The club's official charity The Foxes Foundation was renamed The Vichai Srivaddhanaprabha Foundation.

On 10 November thousands of Leicester City fans took part in a '5,000-1' walk in remembrance of the victims, before Leicester City played Burnley at home. The initial appeal was for 5,000 fans to take part, though reports suggested the number was about 10,000.

Leicester City established a memorial garden on the site of the crash.

=== Football ===
The 2018–19 FA Women's Championship match between Leicester City and Manchester United, scheduled for the day after the crash, was postponed.
The women's reserve league match against Derby County, Leicester City's EFL Cup fixture against Southampton, which had been scheduled to take place at the King Power Stadium on 30 October, the Premier League International Cup fixture between Leicester City U-23s and Feyenoord Academy and the Belgian First Division B fixture between Oud-Heverlee Leuven, the second club owned by Vichai Srivaddhanaprabha, and Lommel, originally scheduled for 31 October, were all also postponed.

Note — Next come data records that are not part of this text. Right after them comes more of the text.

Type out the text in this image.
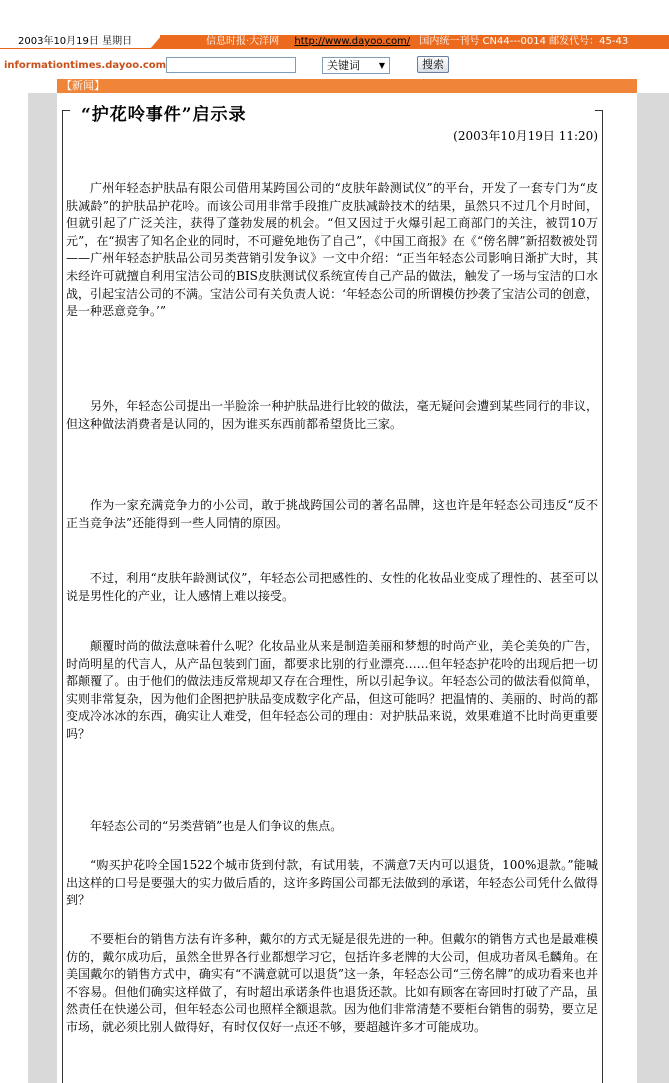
2003年10月19日 星期日	信息时报·大洋网 http://www.dayoo.com/ 国内统一刊号 CN44---0014 邮发代号：45-43
informationtimes.dayoo.com	关键词 ▼	搜索
【新闻】
“护花呤事件”启示录
(2003年10月19日 11:20)

广州年轻态护肤品有限公司借用某跨国公司的“皮肤年龄测试仪”的平台，开发了一套专门为“皮肤减龄”的护肤品护花呤。而该公司用非常手段推广皮肤减龄技术的结果，虽然只不过几个月时间，但就引起了广泛关注，获得了蓬勃发展的机会。“但又因过于火爆引起工商部门的关注，被罚10万元”，在“损害了知名企业的同时，不可避免地伤了自己”，《中国工商报》在《“傍名牌”新招数被处罚——广州年轻态护肤品公司另类营销引发争议》一文中介绍：“正当年轻态公司影响日渐扩大时，其未经许可就擅自利用宝洁公司的BIS皮肤测试仪系统宣传自己产品的做法，触发了一场与宝洁的口水战，引起宝洁公司的不满。宝洁公司有关负责人说：‘年轻态公司的所谓模仿抄袭了宝洁公司的创意，是一种恶意竞争。’”

另外，年轻态公司提出一半脸涂一种护肤品进行比较的做法，毫无疑问会遭到某些同行的非议，但这种做法消费者是认同的，因为谁买东西前都希望货比三家。

作为一家充满竞争力的小公司，敢于挑战跨国公司的著名品牌，这也许是年轻态公司违反“反不正当竞争法”还能得到一些人同情的原因。

不过，利用“皮肤年龄测试仪”，年轻态公司把感性的、女性的化妆品业变成了理性的、甚至可以说是男性化的产业，让人感情上难以接受。

颠覆时尚的做法意味着什么呢？化妆品业从来是制造美丽和梦想的时尚产业，美仑美奂的广告，时尚明星的代言人，从产品包装到门面，都要求比别的行业漂亮……但年轻态护花呤的出现后把一切都颠覆了。由于他们的做法违反常规却又存在合理性，所以引起争议。年轻态公司的做法看似简单，实则非常复杂，因为他们企图把护肤品变成数字化产品，但这可能吗？把温情的、美丽的、时尚的都变成冷冰冰的东西，确实让人难受，但年轻态公司的理由：对护肤品来说，效果难道不比时尚更重要吗？

年轻态公司的“另类营销”也是人们争议的焦点。

“购买护花呤全国1522个城市货到付款，有试用装，不满意7天内可以退货，100%退款。”能喊出这样的口号是要强大的实力做后盾的，这许多跨国公司都无法做到的承诺，年轻态公司凭什么做得到？

不要柜台的销售方法有许多种，戴尔的方式无疑是很先进的一种。但戴尔的销售方式也是最难模仿的，戴尔成功后，虽然全世界各行业都想学习它，包括许多老牌的大公司，但成功者凤毛麟角。在 美国戴尔的销售方式中，确实有“不满意就可以退货”这一条，年轻态公司“三傍名牌”的成功看来也并不容易。但他们确实这样做了，有时超出承诺条件也退货还款。比如有顾客在寄回时打破了产品，虽然责任在快递公司，但年轻态公司也照样全额退款。因为他们非常清楚不要柜台销售的弱势，要立足市场，就必须比别人做得好，有时仅仅好一点还不够，要超越许多才可能成功。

At the Premier League fixtures held on the next day, players wore black armbands and held a minute's silence for the crash victims. Another observance took place in the fixtures the following weekend for the victims, as well as for the upcoming Remembrance Day.

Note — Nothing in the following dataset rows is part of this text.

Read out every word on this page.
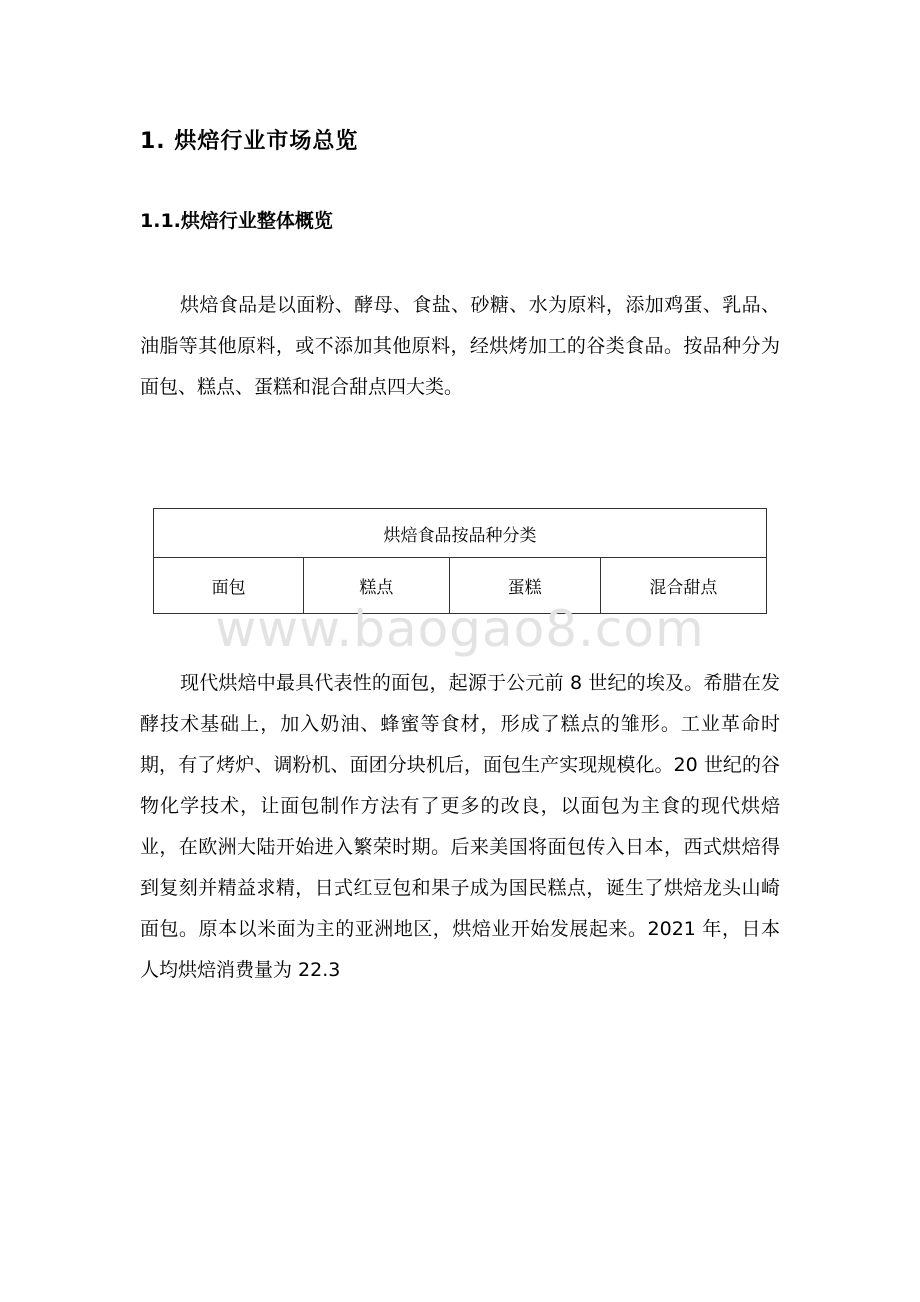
1. 烘焙行业市场总览
1.1.烘焙行业整体概览

烘焙食品是以面粉、酵母、食盐、砂糖、水为原料，添加鸡蛋、乳品、油脂等其他原料，或不添加其他原料，经烘烤加工的谷类食品。按品种分为面包、糕点、蛋糕和混合甜点四大类。

烘焙食品按品种分类
面包	糕点	蛋糕	混合甜点
www.baogao8.com

现代烘焙中最具代表性的面包，起源于公元前 8 世纪的埃及。希腊在发酵技术基础上，加入奶油、蜂蜜等食材，形成了糕点的雏形。工业革命时期，有了烤炉、调粉机、面团分块机后，面包生产实现规模化。20 世纪的谷物化学技术，让面包制作方法有了更多的改良，以面包为主食的现代烘焙业，在欧洲大陆开始进入繁荣时期。后来美国将面包传入日本，西式烘焙得到复刻并精益求精，日式红豆包和果子成为国民糕点，诞生了烘焙龙头山崎面包。原本以米面为主的亚洲地区，烘焙业开始发展起来。2021 年，日本人均烘焙消费量为 22.3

The NFL London series match between the Philadelphia Eagles and Jacksonville Jaguars taking place at Wembley stadium the day after the crash included a pre-game tribute in memory of victims of both the Leicester crash and the Pittsburgh synagogue shooting which occurred on the same day.

===Litigation===
On 26 October 2021, the families of the pilots launched a legal case at the District Court of Massachusetts in the United States, suing Raytheon for damages. The family alleged that Raytheon "negligently designed, manufactured, assembled and sold the Tail Rotor Actuator such that the Accident Aircraft's Tail Rotor Actuator control shaft was subject to disconnection from the actuator lever mechanism".

In January 2025, the Srivaddhanaprabha family announced that they were suing Leonardo for £2.15 billion for loss of earnings and other damages.